Dynamite.  They have fled to Mexico, but when Gunmaster finds them, they
blubber and beg for mercy and our hero snorts contemptuously, "You make me sick
to my stomach!  I'll let the courts deal with you!"
Returning to
the town of Sundance where he left the seemingly dying Bullet,  our hero
enters the hospital room-- masked and costumed as Gunmaster, even though he left
the boy in his Clay Boone guise-- and finds that the boy is still with us,
having taken an unexpected turn for the better.  Grateful for this miracle,
Clay Boone resolves to take up the peaceable life he previously only feigned,
and not keep on dragging his juvenile "Gun Boy" ward into gunfights that will
sooner or later really take his life!  Well, no, that's not really what
happens in this story.  But it might as well have.  This was the last
issue of GUNMASTER, and as far as I know the last apperance of the character in
a new story, though apparently he made a few reprint appearances in the 70's and
80's.  As I said, the numbering of this last issue is a bit screwy even for
a Charlton title.  The GUNMASTER comic had actually been cancelled by
Charlton over a year earlier, with issue #88, March-April 1966, and Charlton
passed on the numbering of GUNMASTER to the new JUDOMASTER title with issue
#89.  (Contrary to what you might suppose, this didn't involve Gunmaster
deciding to renounce lethal weaponry and take up martial arts instead. 

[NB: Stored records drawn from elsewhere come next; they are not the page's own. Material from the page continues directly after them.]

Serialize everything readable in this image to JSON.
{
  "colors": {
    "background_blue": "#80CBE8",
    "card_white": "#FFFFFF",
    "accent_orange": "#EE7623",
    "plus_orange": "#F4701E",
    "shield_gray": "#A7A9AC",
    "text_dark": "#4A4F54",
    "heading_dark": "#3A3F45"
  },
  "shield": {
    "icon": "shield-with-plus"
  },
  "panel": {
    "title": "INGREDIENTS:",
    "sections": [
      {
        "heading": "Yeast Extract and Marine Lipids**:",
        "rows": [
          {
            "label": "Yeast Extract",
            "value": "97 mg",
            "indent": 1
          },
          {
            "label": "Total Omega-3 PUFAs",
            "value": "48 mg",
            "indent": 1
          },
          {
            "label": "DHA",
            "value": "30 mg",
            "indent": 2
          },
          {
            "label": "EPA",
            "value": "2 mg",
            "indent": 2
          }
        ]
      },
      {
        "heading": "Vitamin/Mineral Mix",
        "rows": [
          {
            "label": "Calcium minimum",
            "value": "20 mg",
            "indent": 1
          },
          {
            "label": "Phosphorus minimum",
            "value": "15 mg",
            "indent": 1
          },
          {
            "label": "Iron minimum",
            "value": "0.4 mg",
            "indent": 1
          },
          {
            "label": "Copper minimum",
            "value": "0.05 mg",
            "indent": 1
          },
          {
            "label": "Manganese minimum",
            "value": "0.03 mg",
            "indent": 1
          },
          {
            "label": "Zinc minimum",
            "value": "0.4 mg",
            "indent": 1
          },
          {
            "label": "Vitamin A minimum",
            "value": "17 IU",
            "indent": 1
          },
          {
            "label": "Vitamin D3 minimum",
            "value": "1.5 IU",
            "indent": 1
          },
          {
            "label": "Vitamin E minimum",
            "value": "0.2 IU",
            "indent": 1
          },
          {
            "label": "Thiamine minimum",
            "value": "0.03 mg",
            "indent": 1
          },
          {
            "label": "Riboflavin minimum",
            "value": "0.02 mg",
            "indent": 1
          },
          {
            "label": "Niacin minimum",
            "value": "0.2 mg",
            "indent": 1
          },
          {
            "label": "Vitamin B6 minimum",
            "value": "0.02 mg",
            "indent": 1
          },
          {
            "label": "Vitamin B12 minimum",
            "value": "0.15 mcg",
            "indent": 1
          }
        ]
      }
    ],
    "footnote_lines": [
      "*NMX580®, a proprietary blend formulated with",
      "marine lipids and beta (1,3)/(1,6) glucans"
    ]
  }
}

Judomaster was an entirely diffferent character, a costumed superhero operating
during World War II.)  But a year later Charlton decided to publish one
more GUNMASTER issue after all-- probably there was an inventory story to be
used up-- and so this issue was numbered GUNMASTER #89 even though #89 in the
series had already appeared under the JUDOMASTER title.
The issue
contained two short backup filler stories.  One, "The Hunter," is a
leftover tale of Black Fury, the wild stallion who was a member, along with
Trigger and Silver, of the elite stable of horses who had their own comic-book
titles for a time. (Black Fury's ran an impressive 57 issues from 1955-66. 
I own one issue, maybe I'll review it sometime.)  A spoiled kid mistreats
his horse to the point that the horse tries to kill the kid, but Black Fury
saves the kid from the horse and from a rattlesnake, and they make friends to
the point that the kid rides Black Fury and declares himself a "wild horse
tamer".  The four-page story ends so abruptly that I suspect somebody took
the first few pages of a longer inventory Black Fury story and dropped the
rest.  However, there is also a three page "Ray Deeto, Range Detective"
story, in which the sagebrush sleuth deduces that some bad guys are evil
ranchers posing as Indians, by the fact that there are horseshoe tracks and the
real Indians don't use horseshoes.  Duh.